SUMMARY OF LITERATURE
The learning curve for shoulder stabilization surgery is not short and should not be encouraged for surgeons performing infrequent shoulderstabilizing surgeries. Skills training is available through many societies and organizations, and is an essential part of obtaining and maintaining safe and effective techniques. Many of the surgical steps required to perform an arthroscopic stabilization can be practiced outside the operating room, for example, arthroscopic knot-tying techniques, suture passing, management strategies, and safe and effective portal placement. As with any procedure, patient selection is important. Ideal patients for arthroscopic stabilization would have a soft-tissue Bankart lesion because large glenoid rim fractures might compromise the ability to stabilize the joint. If the status of the glenoid is uncertain on the plain films, then a CT scan with three-dimensional reconstruction is recommended. If at the time of scope the inferior glenohumeral ligaments have avulsed off the humeral neck, the so-called HAGL (humeral avulsion glenohumeral ligaments) lesion, then this is best managed through an open approach (Level V). Athletes involved with throwing or overhead sports such as tennis and volleyball are good candidates for an arthroscopic approach because it is easier to maintain external rotation and sport function.
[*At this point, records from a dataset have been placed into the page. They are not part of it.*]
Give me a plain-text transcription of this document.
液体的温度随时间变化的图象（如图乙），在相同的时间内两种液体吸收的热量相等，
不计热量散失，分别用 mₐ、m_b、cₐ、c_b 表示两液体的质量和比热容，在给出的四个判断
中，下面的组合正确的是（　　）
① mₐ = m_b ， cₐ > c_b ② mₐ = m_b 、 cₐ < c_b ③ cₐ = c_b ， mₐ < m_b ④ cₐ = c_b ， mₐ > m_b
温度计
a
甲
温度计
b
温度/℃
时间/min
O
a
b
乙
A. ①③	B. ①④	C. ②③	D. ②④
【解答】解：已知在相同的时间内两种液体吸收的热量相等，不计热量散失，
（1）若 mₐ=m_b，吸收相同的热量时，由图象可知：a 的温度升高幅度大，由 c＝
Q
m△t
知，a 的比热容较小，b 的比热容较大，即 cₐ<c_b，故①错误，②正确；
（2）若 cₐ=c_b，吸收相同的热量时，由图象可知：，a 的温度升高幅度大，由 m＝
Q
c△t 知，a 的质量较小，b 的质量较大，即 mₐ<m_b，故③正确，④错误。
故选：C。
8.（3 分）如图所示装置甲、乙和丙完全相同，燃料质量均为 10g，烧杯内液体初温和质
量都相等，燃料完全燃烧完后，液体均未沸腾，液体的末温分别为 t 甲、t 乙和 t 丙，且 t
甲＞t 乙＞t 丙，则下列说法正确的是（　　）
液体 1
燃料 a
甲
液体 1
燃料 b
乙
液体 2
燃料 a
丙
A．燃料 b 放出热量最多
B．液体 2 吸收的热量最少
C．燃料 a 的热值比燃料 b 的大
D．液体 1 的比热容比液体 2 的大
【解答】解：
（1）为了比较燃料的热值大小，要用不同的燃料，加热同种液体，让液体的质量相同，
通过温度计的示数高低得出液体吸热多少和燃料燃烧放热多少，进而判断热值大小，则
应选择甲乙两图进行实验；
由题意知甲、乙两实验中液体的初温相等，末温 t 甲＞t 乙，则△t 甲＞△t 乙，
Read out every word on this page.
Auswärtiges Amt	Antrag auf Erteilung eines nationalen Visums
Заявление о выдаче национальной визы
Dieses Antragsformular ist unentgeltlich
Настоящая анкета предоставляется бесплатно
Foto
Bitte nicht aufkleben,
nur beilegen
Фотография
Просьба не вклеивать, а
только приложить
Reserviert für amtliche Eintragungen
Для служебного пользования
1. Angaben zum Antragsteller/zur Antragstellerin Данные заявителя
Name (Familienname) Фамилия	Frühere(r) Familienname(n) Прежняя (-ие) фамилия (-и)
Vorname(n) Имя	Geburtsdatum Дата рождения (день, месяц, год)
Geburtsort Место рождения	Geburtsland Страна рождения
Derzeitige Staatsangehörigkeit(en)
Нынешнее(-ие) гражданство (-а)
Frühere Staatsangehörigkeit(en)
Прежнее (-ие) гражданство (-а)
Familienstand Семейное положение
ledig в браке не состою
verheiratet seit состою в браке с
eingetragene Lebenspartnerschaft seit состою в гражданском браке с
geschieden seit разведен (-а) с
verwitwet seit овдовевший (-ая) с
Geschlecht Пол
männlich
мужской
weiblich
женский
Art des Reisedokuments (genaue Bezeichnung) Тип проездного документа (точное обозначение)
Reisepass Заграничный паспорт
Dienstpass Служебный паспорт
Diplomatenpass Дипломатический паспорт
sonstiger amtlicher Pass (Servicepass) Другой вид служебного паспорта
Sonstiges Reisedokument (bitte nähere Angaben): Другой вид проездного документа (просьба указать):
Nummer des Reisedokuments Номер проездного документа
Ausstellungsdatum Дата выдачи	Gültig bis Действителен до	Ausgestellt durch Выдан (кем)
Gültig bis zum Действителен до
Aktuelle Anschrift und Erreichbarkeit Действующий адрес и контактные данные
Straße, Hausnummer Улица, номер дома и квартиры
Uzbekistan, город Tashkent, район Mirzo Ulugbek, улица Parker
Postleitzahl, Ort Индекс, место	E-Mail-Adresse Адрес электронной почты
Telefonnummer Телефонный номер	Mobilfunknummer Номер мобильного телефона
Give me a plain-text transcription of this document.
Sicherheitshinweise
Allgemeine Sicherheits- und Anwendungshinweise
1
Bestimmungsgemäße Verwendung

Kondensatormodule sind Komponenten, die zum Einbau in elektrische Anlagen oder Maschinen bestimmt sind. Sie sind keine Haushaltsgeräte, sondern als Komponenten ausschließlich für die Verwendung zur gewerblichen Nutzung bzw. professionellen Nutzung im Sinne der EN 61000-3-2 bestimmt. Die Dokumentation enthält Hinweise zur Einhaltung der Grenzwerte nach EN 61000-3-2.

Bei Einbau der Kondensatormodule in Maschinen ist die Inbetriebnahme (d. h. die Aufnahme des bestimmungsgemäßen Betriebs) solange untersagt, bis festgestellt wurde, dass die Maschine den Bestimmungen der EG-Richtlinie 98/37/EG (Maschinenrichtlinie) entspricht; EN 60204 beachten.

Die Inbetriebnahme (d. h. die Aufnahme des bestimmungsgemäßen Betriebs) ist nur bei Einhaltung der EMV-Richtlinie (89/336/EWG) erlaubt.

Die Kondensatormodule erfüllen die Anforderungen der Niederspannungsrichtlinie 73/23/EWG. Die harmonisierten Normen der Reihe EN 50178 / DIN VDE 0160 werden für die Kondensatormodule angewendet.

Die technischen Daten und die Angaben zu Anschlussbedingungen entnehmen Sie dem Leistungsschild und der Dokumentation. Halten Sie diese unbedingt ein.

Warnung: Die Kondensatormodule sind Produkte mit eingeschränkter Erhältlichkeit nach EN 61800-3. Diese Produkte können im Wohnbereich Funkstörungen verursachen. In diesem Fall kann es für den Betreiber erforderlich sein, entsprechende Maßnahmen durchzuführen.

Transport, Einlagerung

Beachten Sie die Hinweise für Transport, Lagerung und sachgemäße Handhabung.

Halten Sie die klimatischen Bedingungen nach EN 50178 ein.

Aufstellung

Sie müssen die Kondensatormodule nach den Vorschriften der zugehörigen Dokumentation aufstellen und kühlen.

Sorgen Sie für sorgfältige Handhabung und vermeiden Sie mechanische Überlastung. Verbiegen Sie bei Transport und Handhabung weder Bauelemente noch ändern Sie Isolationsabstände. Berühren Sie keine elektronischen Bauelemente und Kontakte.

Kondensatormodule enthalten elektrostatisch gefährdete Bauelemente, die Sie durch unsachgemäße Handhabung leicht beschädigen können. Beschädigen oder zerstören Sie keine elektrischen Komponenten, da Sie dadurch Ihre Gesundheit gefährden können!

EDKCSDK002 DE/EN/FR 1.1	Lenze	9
Young athletes with an acute anterior dislocation should be informed about the option of surgical stabilization even after a single dislocation to prevent ongoing instability, as well as the subsequent soft-tissue and bone injury associated with multiple recurrences. The surgeon must avoid overconstraining the shoulder joint whether the surgery is performed open or arthroscopic because most patients would choose instability over stiffness and loss of function. Severe motion loss is strongly correlated with arthritis of the glenohumeral joint. Table 99-3 provides a summary of recommendations.